What will regulators find when looking at Apple's business tactics ahead of the launch of its subscription service? Some recent press reports have differing opinions.

Here's what we know. The European Commission and the Federal Trade Commission are investigating Apple regarding anti-competitive business practices regarding its music streaming service. Both investigations have been reported in the press, including a story this morning from Bloomberg. One major label source confirmed to Billboard the FTC had contacted the company.

The involvement of the Department of Justice seems less certain. Two industry sources tell Billboard neither company has been contacted by the Department of Justice. The New York Post first reported on April 2nd the DoJ has started a preliminary investigation into Apple's business practices.

Regulators will likely find one of two things. They may hear that Apple is making a case for its business model and strongly suggesting subscription services shouldn't offer free listening. Or regulators will find stronger, more aggressive tactics aimed at eliminating the competition. Both scenarios have been reported in the press.

A March 6th article at Re/code that said "Apple executives have been telling the music industry it can help them roll back the tide of free digital music by re-launching its own subscription streaming service this year." This version of the story portrays a company diligently pushing its business model and its vision for the future of digital music. This is a believable narrative that portrays a for-profit company acting in its own interest.

The Verge portrayed a different Apple. An article published Monday claimed "Apple offered to pay YouTube’s music licensing fee to Universal Music Group if the label stopped allowing its songs on YouTube" and is attempting to kill Spotify's free listening. Put another way, Apple is trying to eliminate two of the three most popular free streaming options to clear a path for its paid service. This is a less believable narrative. One has to imagine Universal Music Group agreeing to eliminate a major source of revenue and promotion while severely harming its artists' chart positions. One must also believe Apple would tender such an offer. 

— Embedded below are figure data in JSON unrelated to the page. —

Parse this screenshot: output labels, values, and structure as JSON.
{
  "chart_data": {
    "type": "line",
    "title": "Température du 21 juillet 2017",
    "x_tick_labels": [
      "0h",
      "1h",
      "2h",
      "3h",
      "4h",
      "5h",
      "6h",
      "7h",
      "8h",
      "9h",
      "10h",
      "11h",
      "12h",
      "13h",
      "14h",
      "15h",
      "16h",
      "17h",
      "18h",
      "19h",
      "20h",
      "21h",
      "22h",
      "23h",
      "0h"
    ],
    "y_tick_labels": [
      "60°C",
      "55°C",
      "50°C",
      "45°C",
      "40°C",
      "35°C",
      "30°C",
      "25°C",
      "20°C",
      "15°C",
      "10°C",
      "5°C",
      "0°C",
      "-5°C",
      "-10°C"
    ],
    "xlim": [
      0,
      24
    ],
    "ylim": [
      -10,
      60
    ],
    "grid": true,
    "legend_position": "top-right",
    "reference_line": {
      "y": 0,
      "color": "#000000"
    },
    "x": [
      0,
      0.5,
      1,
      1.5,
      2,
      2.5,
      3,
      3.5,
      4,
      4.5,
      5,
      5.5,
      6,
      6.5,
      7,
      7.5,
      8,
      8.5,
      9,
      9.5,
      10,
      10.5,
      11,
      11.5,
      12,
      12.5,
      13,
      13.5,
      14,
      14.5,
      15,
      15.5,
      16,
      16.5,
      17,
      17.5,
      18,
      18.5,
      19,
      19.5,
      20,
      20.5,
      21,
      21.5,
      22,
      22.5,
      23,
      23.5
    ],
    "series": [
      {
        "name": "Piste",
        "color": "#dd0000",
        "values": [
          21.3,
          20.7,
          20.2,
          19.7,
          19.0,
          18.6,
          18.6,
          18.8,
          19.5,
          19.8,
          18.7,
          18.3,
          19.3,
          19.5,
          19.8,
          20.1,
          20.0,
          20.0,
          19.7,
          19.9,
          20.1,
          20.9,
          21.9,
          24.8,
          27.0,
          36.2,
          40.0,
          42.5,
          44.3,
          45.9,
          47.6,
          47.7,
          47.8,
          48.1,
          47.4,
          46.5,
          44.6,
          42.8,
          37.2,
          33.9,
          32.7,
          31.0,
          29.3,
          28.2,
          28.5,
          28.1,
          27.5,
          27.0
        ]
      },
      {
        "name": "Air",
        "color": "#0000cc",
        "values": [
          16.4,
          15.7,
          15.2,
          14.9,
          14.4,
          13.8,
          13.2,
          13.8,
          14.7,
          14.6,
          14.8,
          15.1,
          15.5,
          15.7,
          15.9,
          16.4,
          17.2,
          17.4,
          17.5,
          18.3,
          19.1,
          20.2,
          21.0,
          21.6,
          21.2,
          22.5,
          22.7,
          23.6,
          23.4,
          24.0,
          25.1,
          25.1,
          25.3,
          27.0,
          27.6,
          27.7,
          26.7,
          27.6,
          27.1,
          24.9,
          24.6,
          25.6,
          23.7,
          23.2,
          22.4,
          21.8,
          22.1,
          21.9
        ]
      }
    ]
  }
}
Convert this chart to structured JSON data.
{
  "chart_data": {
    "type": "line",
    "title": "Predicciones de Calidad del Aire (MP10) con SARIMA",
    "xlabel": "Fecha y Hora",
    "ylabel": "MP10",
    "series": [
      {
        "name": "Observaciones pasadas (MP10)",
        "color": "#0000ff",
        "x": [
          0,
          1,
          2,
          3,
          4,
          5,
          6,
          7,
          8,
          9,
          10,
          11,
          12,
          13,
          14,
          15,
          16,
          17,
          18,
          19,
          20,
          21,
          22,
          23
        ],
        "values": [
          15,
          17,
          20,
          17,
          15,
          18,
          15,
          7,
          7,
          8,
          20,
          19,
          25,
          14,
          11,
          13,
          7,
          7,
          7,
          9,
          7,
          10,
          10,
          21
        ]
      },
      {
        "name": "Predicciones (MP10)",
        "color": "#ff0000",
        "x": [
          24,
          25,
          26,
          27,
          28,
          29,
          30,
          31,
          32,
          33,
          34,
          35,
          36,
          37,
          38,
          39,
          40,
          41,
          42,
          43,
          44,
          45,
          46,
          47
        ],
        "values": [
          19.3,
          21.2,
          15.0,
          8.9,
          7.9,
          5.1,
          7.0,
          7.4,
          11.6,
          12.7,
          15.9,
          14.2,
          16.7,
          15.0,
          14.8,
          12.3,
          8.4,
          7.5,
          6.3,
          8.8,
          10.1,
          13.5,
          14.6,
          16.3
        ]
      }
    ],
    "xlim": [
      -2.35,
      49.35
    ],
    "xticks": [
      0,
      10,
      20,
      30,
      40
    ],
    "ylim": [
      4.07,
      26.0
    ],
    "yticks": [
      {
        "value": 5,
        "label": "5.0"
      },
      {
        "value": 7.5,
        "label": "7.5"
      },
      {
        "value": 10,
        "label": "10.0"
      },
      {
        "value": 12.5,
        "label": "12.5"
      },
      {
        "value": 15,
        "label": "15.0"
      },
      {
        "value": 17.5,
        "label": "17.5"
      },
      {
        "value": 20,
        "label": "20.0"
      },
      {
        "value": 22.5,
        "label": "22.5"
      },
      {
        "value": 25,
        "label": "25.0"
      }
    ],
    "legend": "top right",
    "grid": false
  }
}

That regulators would keep an eye on Apple is hardly surprising. Apple was found to have illegally fixed the prices of e-books. It reached a settlement with the EC in 2012 and was found guilty by a U.S. federal judge in 2013. As a result of the U.S. lawsuit, Apple was appointed an independent, antitrust monitor and given such requirements as the drafting of an antitrust and competition law policy and conducting of live training sessions for the top brass as well as some staff in the iTunes store. The EC also launched an investigation in 2005 into Apple's music download prices in the United Kingdom that was dropped in 2008 after Apple agreed to lower prices to match prices standard elsewhere in Europe.